Biblically Responsible Investing (BRI) or Socially Responsible Investing, (SRI) is gaining in popularity around the US. BRI is an attempt by investors to align their investment decisions with their personal belief system and convictions.
You know there is nothing in the Bible that gives you specific investment advice or tells you which stocks to buy in the stock market. But there are a lot of verses in the Bible about loving our neighbor, caring for the poor, and using everything in our life to honor God in all we say and do. And that “do” part includes how and in what we invest the money God has entrusted to us.
A socially responsible investor considers the nature of the business the company conducts as an investment criterion. This may include avoiding investments in companies that produce or sell addictive substances (like alcohol, gambling, and tobacco.) The investor may also seek out companies engaged in social justice, environmental sustainability and alternative energy/clean technology efforts, as well as investments that support religious beliefs.
The policies of some investment companies have been avoiding businesses that deal in alcohol, gambling and tobacco products since the 1940’s!
There are several formal organizations that advocate SRI. One is the Interfaith Center of Corporate Responsibility (ICCR), which is considered the foundation of the movement. It started in the 1960’s in response to companies making money from tobacco, tainted infant formula being sold to mothers in the developing world, and agent orange.

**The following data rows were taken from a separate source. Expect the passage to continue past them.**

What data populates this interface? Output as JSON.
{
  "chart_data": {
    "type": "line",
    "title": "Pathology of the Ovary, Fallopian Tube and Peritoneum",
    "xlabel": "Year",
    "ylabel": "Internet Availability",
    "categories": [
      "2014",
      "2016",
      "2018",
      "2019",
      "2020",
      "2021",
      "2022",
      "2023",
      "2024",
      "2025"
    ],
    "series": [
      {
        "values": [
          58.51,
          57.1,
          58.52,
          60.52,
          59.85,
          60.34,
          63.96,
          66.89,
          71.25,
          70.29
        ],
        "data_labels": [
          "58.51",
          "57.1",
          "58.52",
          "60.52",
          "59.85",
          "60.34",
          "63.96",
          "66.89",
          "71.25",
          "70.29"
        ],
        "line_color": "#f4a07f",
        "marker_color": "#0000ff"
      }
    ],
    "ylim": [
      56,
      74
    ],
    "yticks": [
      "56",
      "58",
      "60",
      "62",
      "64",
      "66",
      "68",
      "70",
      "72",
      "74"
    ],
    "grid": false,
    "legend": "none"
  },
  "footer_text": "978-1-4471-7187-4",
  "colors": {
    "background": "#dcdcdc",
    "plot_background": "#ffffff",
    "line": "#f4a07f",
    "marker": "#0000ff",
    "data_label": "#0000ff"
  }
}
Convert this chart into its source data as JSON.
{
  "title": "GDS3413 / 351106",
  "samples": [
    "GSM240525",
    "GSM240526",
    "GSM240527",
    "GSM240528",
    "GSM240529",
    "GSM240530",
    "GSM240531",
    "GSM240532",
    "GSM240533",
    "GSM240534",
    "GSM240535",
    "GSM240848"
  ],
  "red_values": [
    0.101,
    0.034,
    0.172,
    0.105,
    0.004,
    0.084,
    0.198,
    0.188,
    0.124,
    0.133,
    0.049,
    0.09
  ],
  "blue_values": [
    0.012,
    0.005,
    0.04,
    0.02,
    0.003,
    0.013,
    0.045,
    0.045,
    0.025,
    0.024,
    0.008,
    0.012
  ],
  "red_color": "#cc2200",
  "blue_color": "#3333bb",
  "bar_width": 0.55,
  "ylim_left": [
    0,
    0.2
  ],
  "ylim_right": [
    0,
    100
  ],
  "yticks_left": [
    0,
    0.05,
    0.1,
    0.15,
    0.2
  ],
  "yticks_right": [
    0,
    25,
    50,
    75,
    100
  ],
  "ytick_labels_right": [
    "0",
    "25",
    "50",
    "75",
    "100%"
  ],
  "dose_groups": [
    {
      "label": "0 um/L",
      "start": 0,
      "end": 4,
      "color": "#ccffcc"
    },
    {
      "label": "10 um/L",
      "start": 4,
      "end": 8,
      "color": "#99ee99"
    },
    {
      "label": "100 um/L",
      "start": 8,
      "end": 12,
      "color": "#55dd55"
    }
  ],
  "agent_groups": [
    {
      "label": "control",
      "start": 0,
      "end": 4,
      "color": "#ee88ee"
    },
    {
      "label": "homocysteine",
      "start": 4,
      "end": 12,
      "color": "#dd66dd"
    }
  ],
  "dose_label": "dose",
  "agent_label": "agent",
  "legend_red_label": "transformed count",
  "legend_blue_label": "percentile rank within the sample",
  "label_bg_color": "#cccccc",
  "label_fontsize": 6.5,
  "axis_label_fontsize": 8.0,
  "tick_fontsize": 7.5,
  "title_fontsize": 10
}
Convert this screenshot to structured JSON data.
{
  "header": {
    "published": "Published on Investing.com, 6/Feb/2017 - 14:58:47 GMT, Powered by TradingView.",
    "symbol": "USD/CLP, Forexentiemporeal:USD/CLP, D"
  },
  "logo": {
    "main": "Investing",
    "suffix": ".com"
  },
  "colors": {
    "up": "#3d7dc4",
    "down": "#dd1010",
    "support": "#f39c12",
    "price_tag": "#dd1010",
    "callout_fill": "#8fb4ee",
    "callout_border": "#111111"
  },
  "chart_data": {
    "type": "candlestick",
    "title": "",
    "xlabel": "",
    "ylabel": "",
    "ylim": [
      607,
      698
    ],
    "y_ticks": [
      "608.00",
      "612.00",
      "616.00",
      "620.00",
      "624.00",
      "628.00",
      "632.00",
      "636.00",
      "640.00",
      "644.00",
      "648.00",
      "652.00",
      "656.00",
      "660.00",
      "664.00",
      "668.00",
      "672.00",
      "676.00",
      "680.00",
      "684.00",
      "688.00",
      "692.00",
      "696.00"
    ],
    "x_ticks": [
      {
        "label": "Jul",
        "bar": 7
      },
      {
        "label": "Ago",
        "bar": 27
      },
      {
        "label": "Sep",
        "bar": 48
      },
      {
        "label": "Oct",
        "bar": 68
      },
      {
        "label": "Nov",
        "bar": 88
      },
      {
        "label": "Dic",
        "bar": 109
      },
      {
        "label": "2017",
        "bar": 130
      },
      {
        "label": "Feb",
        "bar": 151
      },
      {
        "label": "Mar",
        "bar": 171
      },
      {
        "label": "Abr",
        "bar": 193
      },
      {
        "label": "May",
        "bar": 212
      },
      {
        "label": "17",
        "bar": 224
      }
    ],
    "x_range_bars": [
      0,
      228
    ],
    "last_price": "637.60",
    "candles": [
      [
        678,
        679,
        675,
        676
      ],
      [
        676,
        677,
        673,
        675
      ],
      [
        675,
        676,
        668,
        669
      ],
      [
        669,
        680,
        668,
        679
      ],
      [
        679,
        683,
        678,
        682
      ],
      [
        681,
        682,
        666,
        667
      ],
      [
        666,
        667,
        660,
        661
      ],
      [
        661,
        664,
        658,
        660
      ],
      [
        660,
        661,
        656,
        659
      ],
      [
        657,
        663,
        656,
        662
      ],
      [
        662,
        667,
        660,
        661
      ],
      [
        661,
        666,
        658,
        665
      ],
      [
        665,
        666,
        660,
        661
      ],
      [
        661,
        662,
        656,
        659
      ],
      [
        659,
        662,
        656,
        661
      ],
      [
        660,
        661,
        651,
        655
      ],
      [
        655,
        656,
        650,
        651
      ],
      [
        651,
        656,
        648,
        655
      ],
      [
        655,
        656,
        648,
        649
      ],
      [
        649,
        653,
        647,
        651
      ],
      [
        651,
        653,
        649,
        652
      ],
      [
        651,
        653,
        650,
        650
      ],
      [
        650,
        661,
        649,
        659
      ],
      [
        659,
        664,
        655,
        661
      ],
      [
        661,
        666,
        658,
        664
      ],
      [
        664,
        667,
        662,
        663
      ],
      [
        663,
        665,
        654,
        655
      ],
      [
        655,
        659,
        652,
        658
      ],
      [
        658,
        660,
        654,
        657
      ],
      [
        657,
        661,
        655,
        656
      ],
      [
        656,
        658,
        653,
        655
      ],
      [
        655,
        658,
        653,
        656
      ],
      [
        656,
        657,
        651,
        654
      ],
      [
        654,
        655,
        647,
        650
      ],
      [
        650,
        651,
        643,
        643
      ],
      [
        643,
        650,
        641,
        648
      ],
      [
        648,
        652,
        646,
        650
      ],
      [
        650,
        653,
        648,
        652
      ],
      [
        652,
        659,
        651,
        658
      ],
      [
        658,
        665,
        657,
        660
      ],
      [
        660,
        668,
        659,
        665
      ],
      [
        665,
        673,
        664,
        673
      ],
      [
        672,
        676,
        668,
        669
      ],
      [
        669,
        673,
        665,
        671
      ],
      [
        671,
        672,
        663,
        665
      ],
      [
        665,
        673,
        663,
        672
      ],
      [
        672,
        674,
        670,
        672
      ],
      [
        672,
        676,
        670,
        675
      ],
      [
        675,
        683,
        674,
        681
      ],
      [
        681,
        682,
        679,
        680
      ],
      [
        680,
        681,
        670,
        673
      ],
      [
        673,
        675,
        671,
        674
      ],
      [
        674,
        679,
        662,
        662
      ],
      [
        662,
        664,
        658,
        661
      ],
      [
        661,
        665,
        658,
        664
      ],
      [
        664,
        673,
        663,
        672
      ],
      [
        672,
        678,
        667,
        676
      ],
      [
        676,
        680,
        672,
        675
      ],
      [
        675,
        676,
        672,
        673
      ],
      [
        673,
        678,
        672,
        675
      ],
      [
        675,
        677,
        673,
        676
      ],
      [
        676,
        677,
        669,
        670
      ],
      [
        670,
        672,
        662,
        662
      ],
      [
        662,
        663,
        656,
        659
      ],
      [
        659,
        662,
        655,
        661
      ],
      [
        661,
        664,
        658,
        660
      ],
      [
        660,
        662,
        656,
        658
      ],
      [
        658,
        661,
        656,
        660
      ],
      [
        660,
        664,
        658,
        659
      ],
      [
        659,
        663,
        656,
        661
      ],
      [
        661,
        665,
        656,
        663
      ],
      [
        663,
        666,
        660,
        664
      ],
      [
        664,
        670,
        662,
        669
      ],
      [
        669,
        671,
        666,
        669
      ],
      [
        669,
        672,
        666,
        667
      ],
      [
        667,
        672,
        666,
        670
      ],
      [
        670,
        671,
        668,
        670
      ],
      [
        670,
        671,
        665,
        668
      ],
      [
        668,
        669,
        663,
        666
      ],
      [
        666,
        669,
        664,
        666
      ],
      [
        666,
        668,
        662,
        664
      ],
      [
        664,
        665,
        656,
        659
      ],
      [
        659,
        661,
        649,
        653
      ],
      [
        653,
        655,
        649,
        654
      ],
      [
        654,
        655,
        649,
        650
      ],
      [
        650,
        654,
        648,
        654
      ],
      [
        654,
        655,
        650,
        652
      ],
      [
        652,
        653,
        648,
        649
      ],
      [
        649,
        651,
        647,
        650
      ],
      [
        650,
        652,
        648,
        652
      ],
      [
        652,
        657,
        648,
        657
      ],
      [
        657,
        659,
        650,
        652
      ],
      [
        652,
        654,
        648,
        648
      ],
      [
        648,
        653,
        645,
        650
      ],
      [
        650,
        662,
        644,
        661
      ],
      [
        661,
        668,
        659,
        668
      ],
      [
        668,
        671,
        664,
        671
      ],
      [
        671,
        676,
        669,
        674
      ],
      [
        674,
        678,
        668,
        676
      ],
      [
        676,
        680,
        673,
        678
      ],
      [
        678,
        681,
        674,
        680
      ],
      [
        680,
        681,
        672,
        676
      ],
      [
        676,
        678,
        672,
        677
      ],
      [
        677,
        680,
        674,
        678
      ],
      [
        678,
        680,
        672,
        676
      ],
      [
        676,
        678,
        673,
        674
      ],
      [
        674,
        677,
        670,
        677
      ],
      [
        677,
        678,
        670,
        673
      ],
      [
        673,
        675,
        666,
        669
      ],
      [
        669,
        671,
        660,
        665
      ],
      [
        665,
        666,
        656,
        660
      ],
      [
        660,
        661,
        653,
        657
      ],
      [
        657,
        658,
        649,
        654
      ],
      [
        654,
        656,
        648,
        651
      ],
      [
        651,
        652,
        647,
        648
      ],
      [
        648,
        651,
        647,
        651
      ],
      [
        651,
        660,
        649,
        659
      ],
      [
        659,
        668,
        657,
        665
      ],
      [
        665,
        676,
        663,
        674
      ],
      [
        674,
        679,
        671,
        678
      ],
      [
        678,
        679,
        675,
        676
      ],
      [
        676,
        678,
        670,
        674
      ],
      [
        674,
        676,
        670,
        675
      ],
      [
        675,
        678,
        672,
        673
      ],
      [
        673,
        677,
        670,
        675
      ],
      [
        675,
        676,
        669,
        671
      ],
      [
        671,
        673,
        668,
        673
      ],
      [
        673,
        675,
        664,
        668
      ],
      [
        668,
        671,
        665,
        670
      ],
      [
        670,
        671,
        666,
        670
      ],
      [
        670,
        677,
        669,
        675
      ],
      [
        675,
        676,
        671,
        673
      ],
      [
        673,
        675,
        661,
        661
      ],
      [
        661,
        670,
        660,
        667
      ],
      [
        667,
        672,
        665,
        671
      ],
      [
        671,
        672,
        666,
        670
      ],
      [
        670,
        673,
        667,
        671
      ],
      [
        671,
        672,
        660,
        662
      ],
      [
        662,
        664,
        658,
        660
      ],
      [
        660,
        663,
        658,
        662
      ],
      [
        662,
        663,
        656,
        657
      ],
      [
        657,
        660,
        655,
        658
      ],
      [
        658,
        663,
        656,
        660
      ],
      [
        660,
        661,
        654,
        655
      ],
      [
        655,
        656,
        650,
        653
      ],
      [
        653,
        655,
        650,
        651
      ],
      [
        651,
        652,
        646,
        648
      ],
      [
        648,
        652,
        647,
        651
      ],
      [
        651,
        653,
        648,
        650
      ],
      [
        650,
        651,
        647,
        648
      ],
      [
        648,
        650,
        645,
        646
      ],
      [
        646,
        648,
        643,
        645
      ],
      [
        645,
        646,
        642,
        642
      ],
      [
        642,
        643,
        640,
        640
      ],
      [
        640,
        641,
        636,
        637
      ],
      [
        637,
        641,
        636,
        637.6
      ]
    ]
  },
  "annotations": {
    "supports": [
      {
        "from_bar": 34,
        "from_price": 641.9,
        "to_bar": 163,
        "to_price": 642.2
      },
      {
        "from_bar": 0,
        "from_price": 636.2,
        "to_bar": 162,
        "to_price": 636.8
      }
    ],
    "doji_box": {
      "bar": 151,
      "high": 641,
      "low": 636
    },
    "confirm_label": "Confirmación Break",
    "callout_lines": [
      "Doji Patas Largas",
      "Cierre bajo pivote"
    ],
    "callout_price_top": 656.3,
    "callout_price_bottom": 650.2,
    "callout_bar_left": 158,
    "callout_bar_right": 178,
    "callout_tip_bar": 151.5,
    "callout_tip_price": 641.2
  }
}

Paragraph 1926 of the Catechism of the Catholic Church tells us “The dignity of the human person requires the pursuit of the common good. Everyone should be concerned to create and support institutions that improve the conditions of human life.”
The United States Conference of Catholic Bishops (USCCB) has been active in SRI since 2003 when they issued a list of principles that they follow regarding Church investments.
The main points of these principles are:
Principle 1: The Conference should exercise responsible financial stewardship over its economic resources obtaining a reasonable rate of return on its investments.
Principle 2: The Conference should exercise ethical and social stewardship in its investment policy.
Their investment strategy is based on Catholic moral principles which support the virtues of prudence and justice.
The primary strategy of the USCCB is a refusal to invest in companies whose products and/or policies are counter to the values of Catholic moral teaching. Rather, they focus on investing in companies which promote the common good. The investments they choose either produce some significant social good or promote the Church’s service to the poor.
The USCCB reports no negative impact on the financial return of the Conference’s investments since these Socially Responsible Investment Guidelines have been in place.
You may be thinking that this type of investment strategy is great for the church but not applicable to you. But stop for a minute and think of all the issues that are considered “hot buttons” today, such as: pro-life; climate change; human trafficking; handguns; and addictive substances.
Are your investments supporting those issues which align with your faith?
We must be aware of how our investments support businesses that honor God. Money talks and the more we make our investments align with our faith, the louder our money talks.
As a nation full of investors, we can make a difference if we just take the time to do it. If the laity can keep the issues alive we can have more effect than politics ever will.
There are many faith-based investment companies that screen businesses for these issues such as “sin stocks” (tobacco, alcohol, abortion, etc.)
We can use our position as stockholders to help change the policies of various businesses. You can have an effect on the way companies run their organizations.
Baby boomers see the world differently than their parents did. Millennials see the world differently than the boomers. The younger the investor, the more aware they are of the companies they are investing in.
If you want to make a difference, carefully choose the company that you use for investment advice. Most investment advisors and financial planners are only focused on the return and not what the company is doing to get that return.
If you carefully choose your investment company you will be able to help make a difference. Don’t believe the story from 20 years ago that you will not earn as much on your investment if you focus on SRI. Business schools have provided strong evidence that companies operating with sustainability metrics can actually do better than their peers.
That doesn’t mean everyone will agree with you. Even within religious communities, it’s sometimes hard to convince everyone that you can do well while you are also doing good.
Paragraph 1916 of the Catechism tells us, “As with any ethical obligation, the participation of all in realizing the common good calls for a continually renewed conversion of the social partners.”
Our Gospel commitment to Christ’s Kingdom of love, justice, and mercy always includes advocating and supporting fairness for all. God calls us to form a community and to correct both the symptoms and causes of injustice that rip apart the solidarity of a community. (US Catechism for Adults)
Through SRI we can have an impact in solving the social justice issues of our modern culture.